Eleanor lo observó un instante. Se preguntaba cuántos kilómetros habría recorrido, cuántos gallineros habría saqueado, cuánto tiempo tardaría en derribar ese muro que con tanto cuidado alzaba entre ambos. De momento, lo había agrietado, pero él seguía encerrado en su interior.
Le gustó volver a notar el aroma del jabón de afeitar en la casa. Bajo la barba, fue apareciendo poco a poco el rostro de Will Parker, el rostro que vería al otro lado de su mesa en el futuro, si él decidía quedarse. Le sorprendió darse cuenta de que la fascinaban la forma de su mandíbula, el contorno definido de su nariz, la delgadez de sus mejillas, el color oscuro de sus ojos. Cuando él alzó la vista y la pilló observándolo, se volvió hacia los fogones.
– ¿Fritos, duros o revueltos?
Se le paralizaron las manos al oír la pregunta. En la cárcel eran siempre revueltos, y sabían a periódico húmedo. Que le dieran a elegir le parecía increíble.
– Fritos.
– De acuerdo.
Mientras se lavaba y se peinaba, oyó el chisporroteo de los huevos en la sartén, algo que rara vez había oído, ya que había vivido en barracones y furgones casi toda su vida en libertad. Sonidos. A lo largo de la vida había oído muchas ruedas traqueteando y muchos hombres roncando. Puertas de barrotes cerrándose, voces de hombre, lavadoras.
Tras él, los niños parloteaban y reían, y golpeaban el suelo con cucharas de madera. Los aros de la cocina hicieron un ruido metálico. Las cenizas se desplomaron. Un tronco crepitó. El caldero silbó. Una madre dijo: «A desayunar, niños. Sentaos en vuestras sillas.»
Los olores de esa cocina bastaban para que un hombre se ahogara en su propia saliva. En la cárcel, los dos que predominaban eran el de desinfectante y el de orina, y la comida tenía tan poco aroma como sabor.
Cuando se sentaron a la mesa, Will se quedó mirando la cantidad de comida que contenía su plato: tres huevos… ¡tres! Fritos, como a él le gustaban. Gachas, panceta, café caliente y una tostada con mermelada de mora.
Eleanor vio que vacilaba, vio que tenía las manos en los muslos como si le diera miedo empezar.
– Coma -ordenó, y empezó a partir un huevo para el pequeño Thomas.

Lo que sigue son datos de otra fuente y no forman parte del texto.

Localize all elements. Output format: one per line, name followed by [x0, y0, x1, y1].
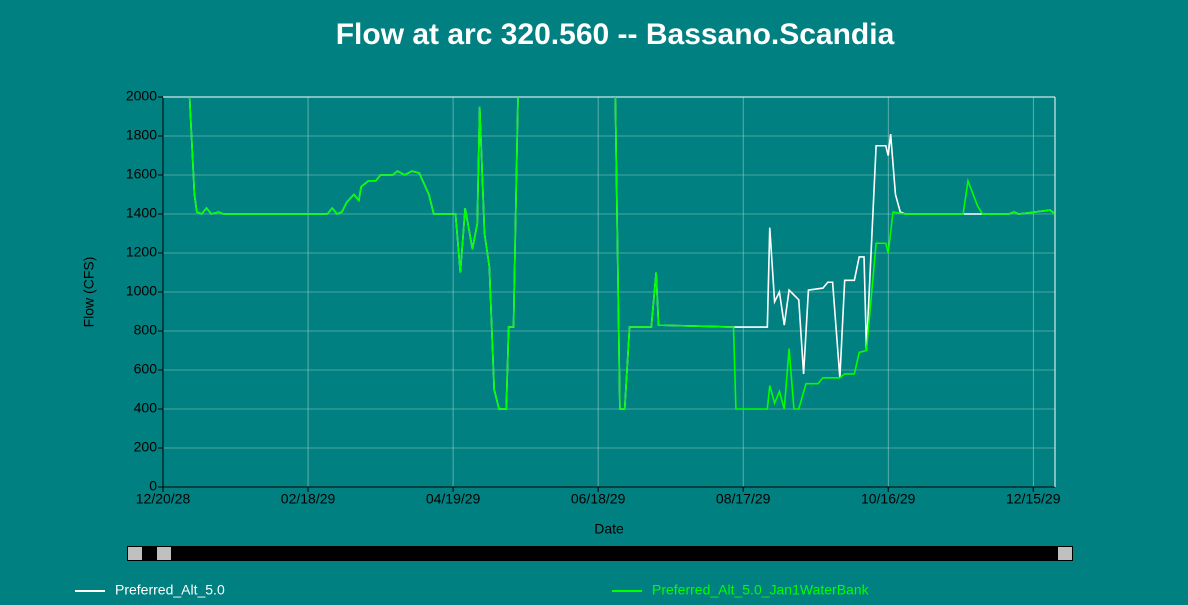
y-tick-label: 1000 — [126, 283, 157, 299]
x-axis-label: Date — [594, 521, 624, 537]
legend-label: Preferred_Alt_5.0_Jan1WaterBank — [652, 582, 870, 598]
scroll-left[interactable] — [128, 547, 142, 560]
x-tick-label: 04/19/29 — [426, 491, 481, 507]
legend-label: Preferred_Alt_5.0 — [115, 582, 225, 598]
y-tick-label: 0 — [149, 478, 157, 494]
scroll-right[interactable] — [1058, 547, 1072, 560]
chart-title: Flow at arc 320.560 -- Bassano.Scandia — [336, 18, 895, 51]
scroll-thumb[interactable] — [157, 547, 171, 560]
y-tick-label: 1600 — [126, 166, 157, 182]
x-tick-label: 12/20/28 — [136, 491, 191, 507]
y-tick-label: 800 — [134, 322, 158, 338]
y-tick-label: 1200 — [126, 244, 157, 260]
x-tick-label: 10/16/29 — [861, 491, 916, 507]
y-tick-label: 400 — [134, 400, 158, 416]
x-tick-label: 12/15/29 — [1006, 491, 1061, 507]
series-line — [188, 97, 1055, 410]
y-tick-label: 200 — [134, 439, 158, 455]
y-tick-label: 2000 — [126, 88, 157, 104]
x-tick-label: 08/17/29 — [716, 491, 771, 507]
y-tick-label: 600 — [134, 361, 158, 377]
scrollbar-track[interactable] — [127, 546, 1073, 561]
y-tick-label: 1800 — [126, 127, 157, 143]
scrollbar[interactable] — [127, 546, 1073, 561]
y-axis-label: Flow (CFS) — [81, 257, 97, 328]
x-tick-label: 02/18/29 — [281, 491, 336, 507]
series-line — [188, 97, 1055, 410]
x-tick-label: 06/18/29 — [571, 491, 626, 507]
y-tick-label: 1400 — [126, 205, 157, 221]
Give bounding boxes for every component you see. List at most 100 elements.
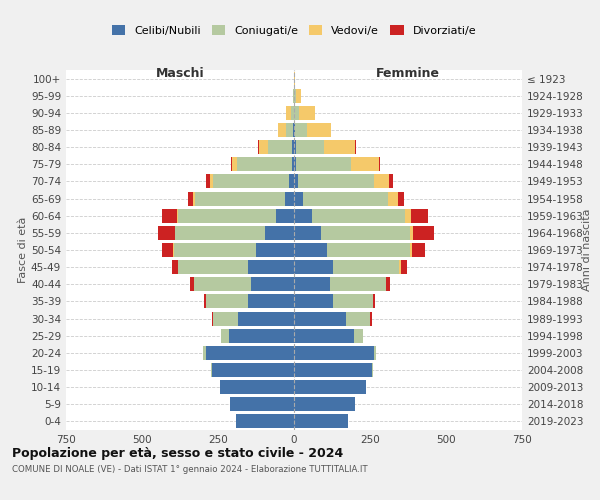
- Bar: [373, 294, 374, 308]
- Bar: [294, 158, 296, 172]
- Bar: [205, 294, 206, 308]
- Bar: [173, 243, 174, 257]
- Bar: [195, 192, 285, 205]
- Bar: [294, 140, 296, 154]
- Bar: [294, 106, 299, 120]
- Bar: [374, 346, 376, 360]
- Bar: [294, 346, 374, 360]
- Bar: [294, 260, 333, 274]
- Bar: [294, 123, 295, 137]
- Text: COMUNE DI NOALE (VE) - Dati ISTAT 1° gennaio 2024 - Elaborazione TUTTITALIA.IT: COMUNE DI NOALE (VE) - Dati ISTAT 1° gen…: [12, 466, 368, 474]
- Text: Maschi: Maschi: [155, 66, 205, 80]
- Bar: [236, 414, 294, 428]
- Bar: [291, 106, 294, 120]
- Bar: [294, 72, 295, 86]
- Text: Femmine: Femmine: [376, 66, 440, 80]
- Bar: [293, 88, 294, 102]
- Bar: [248, 294, 294, 308]
- Bar: [172, 260, 178, 274]
- Bar: [399, 260, 401, 274]
- Bar: [232, 158, 237, 172]
- Bar: [294, 294, 333, 308]
- Bar: [294, 88, 296, 102]
- Bar: [211, 174, 214, 188]
- Bar: [214, 312, 238, 326]
- Bar: [211, 363, 212, 377]
- Bar: [321, 226, 410, 240]
- Bar: [238, 312, 294, 326]
- Bar: [412, 208, 428, 222]
- Bar: [296, 88, 301, 102]
- Bar: [162, 208, 177, 222]
- Bar: [285, 192, 294, 205]
- Bar: [278, 123, 286, 137]
- Bar: [276, 208, 294, 222]
- Y-axis label: Fasce di età: Fasce di età: [18, 217, 28, 283]
- Bar: [389, 174, 393, 188]
- Bar: [162, 243, 173, 257]
- Bar: [248, 260, 294, 274]
- Bar: [370, 312, 371, 326]
- Bar: [302, 192, 388, 205]
- Bar: [388, 192, 398, 205]
- Bar: [188, 192, 193, 205]
- Bar: [174, 243, 256, 257]
- Legend: Celibi/Nubili, Coniugati/e, Vedovi/e, Divorziati/e: Celibi/Nubili, Coniugati/e, Vedovi/e, Di…: [109, 22, 479, 39]
- Bar: [410, 226, 413, 240]
- Bar: [413, 226, 434, 240]
- Bar: [294, 380, 367, 394]
- Bar: [294, 243, 327, 257]
- Bar: [333, 260, 399, 274]
- Bar: [355, 140, 356, 154]
- Bar: [325, 140, 355, 154]
- Bar: [401, 260, 407, 274]
- Bar: [311, 208, 405, 222]
- Bar: [286, 123, 293, 137]
- Bar: [374, 174, 389, 188]
- Bar: [294, 278, 331, 291]
- Bar: [379, 158, 380, 172]
- Bar: [206, 294, 248, 308]
- Bar: [293, 123, 294, 137]
- Bar: [333, 294, 373, 308]
- Bar: [294, 414, 348, 428]
- Bar: [296, 140, 325, 154]
- Bar: [410, 243, 412, 257]
- Y-axis label: Anni di nascita: Anni di nascita: [582, 209, 592, 291]
- Bar: [292, 158, 294, 172]
- Bar: [294, 226, 321, 240]
- Bar: [203, 346, 206, 360]
- Bar: [294, 312, 346, 326]
- Bar: [296, 158, 351, 172]
- Bar: [268, 140, 292, 154]
- Bar: [178, 260, 248, 274]
- Bar: [298, 174, 374, 188]
- Bar: [178, 208, 276, 222]
- Bar: [405, 208, 412, 222]
- Bar: [177, 208, 178, 222]
- Bar: [294, 174, 298, 188]
- Bar: [307, 123, 331, 137]
- Bar: [351, 158, 379, 172]
- Bar: [294, 398, 355, 411]
- Bar: [212, 312, 214, 326]
- Bar: [294, 328, 354, 342]
- Bar: [251, 278, 294, 291]
- Text: Popolazione per età, sesso e stato civile - 2024: Popolazione per età, sesso e stato civil…: [12, 448, 343, 460]
- Bar: [294, 363, 373, 377]
- Bar: [327, 243, 410, 257]
- Bar: [412, 243, 425, 257]
- Bar: [294, 192, 302, 205]
- Bar: [230, 398, 294, 411]
- Bar: [220, 380, 294, 394]
- Bar: [206, 174, 211, 188]
- Bar: [292, 140, 294, 154]
- Bar: [206, 346, 294, 360]
- Bar: [194, 278, 251, 291]
- Bar: [354, 328, 363, 342]
- Bar: [237, 158, 292, 172]
- Bar: [231, 158, 232, 172]
- Bar: [221, 328, 229, 342]
- Bar: [257, 140, 259, 154]
- Bar: [346, 312, 370, 326]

Como la noche anterior, Will comió sin poderse creer su buena suerte. Estaba a la mitad cuando se percató de que ella sólo se tomaba una tostada. Se detuvo con el tenedor a medio camino de la boca.
– ¿Qué ocurre? -preguntó Elly-. ¿No le gusta algo?
– No. ¡No! Es… Bueno, es el mejor desayuno que he tomado en mi vida. Pero ¿usted no come?
– La comida no me sienta bien a esta hora de la mañana.
No concebía que alguien no comiera si había abundancia de alimentos. ¿Le habría dado su parte?
– Pero…
– Es normal en las mujeres cuando están embarazadas -explicó.
– ¡Oh…! -Dirigió la mirada hacia su tripa y, rápidamente, la desvió.
«¡Será posible! -pensó Eleanor-. ¡Pero si se ha ruborizado!» Y, por la razón que fuera, eso le gustó.
Después de desayunar, Elly le hizo sentar en una silla en el centro de la cocina y le ató un paño de cocina al cuello. Cuando lo tocó, un escalofrío le recorrió el cuerpo. Escuchó el tijereteo, notó cómo el peine le rascaba el cuero cabelludo y cerró los ojos para saborear cada movimiento de los nudillos de Eleanor en su cabeza. Se estremeció y dejó las manos apoyadas en los muslos, cubiertas por el trapo.